En la cartografía vital del genio no hubo más norte que la peripecia ni otro compromiso que el riesgo. ¿Qué podía, por tanto, quedarle tras el holocausto y la ruina al exhibicionista impúdico? ¿Qué haría el «condotiero sin tropa» que, según su biógrafo Maurizio Serra, no tenía más causa que la suya? Una nueva pirueta, por supuesto. El estraperlista perenne, que leía a Homero en griego clásico, había augurado la decadencia de esa Europa que acabó esputando sangre. También acertó con la emergencia de las ideologías de masas. Y tanto una visión como otra le expedían un pasaporte para la China de Mao Tse-Tung. No fue un descubrimiento solo suyo. Años atrás, ya se había producido un verdadero peregrinaje de escritores al gigante rojo. No obstante, lo de Malaparte fue un auténtico enamoramiento. Su espíritu antiburgués derivó en ditirambos a Mao, al que pidió la liberación de los religiosos católicos y protestantes presos desde 1949.
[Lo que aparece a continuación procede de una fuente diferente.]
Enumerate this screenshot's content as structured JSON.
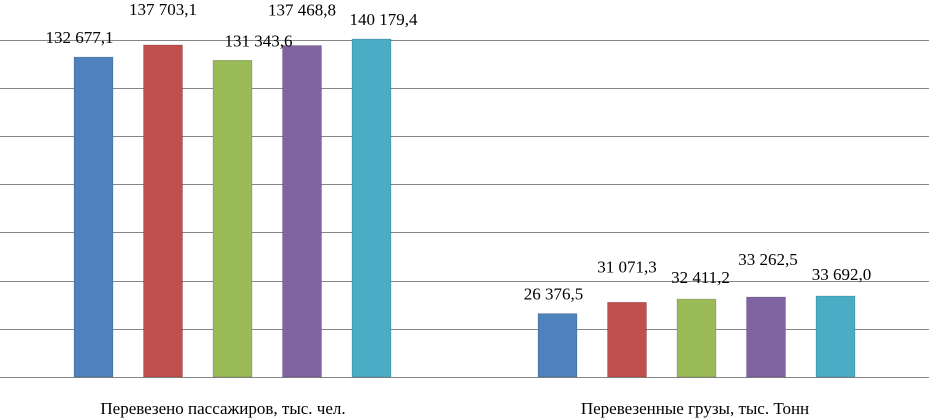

Su flirteo con el marxismo no podía concluir en contrato. El Partido Comunista Italiano era muy ortodoxo para su temperamento. Solo había llegado a él a destiempo y por el peaje de la vanidad y el exhibicionismo. La autopista rápida resultó Vie Nuove, la revista oficialísima del Partido que dirigía una mujer, Maria Antonietta Macciocchi. No obstante, a diferencia de las restantes publicaciones comunistas, esta sacaba bellas mujeres en portada. Temiendo la reacción de los intelectuales con carné, la Macciocchi embargó los artículos de Malaparte hasta diciembre de 1956. Para entonces, este ya se encontraba embarcado en su último periplo. Había volado para Moscú vía Estocolmo el 12 de octubre. Invitado por la Unión de Escritores Soviéticos, se muestra indiferente a su paso por la URSS. Las crónicas del otrora más penetrante analista del mundo soviético apenas responden a una simple faena de aliño.
Pero llega a Pekín en noviembre y la inmensa China se jibariza en Malaparte. Se ha topado de bruces con el comunismo «gentil». Aventado el delirio fascista, enferma de delirio maoísta. Aquel país, a su juicio, incorpora a su tradición milenaria el sentido de la modernidad y el progreso. Quien había cubierto con entusiasmo la guerra de Abisinia se admira ahora ante esta reacción al colonialismo capitalista y occidental. Ha tenido que hacer varios miles de kilómetros para encontrar a un «pueblo de hombres buenos». El esteta cínico, de vuelta de todo salvo de sí mismo, se deja embargar por la ternura. Conociéndolo como se le conoce, es sin duda su «gran salto adelante». La risueña dignidad de los humildes se le antoja similar a la de los «viejos bolcheviques» y primeros cristianos. Nadie comprende lo que escribió apenas dos años antes: «Un pueblo gobernado por un Estado totalitario es como un pueblo de ciclistas: camina con la espalda curvada lanzando patadas hacia abajo».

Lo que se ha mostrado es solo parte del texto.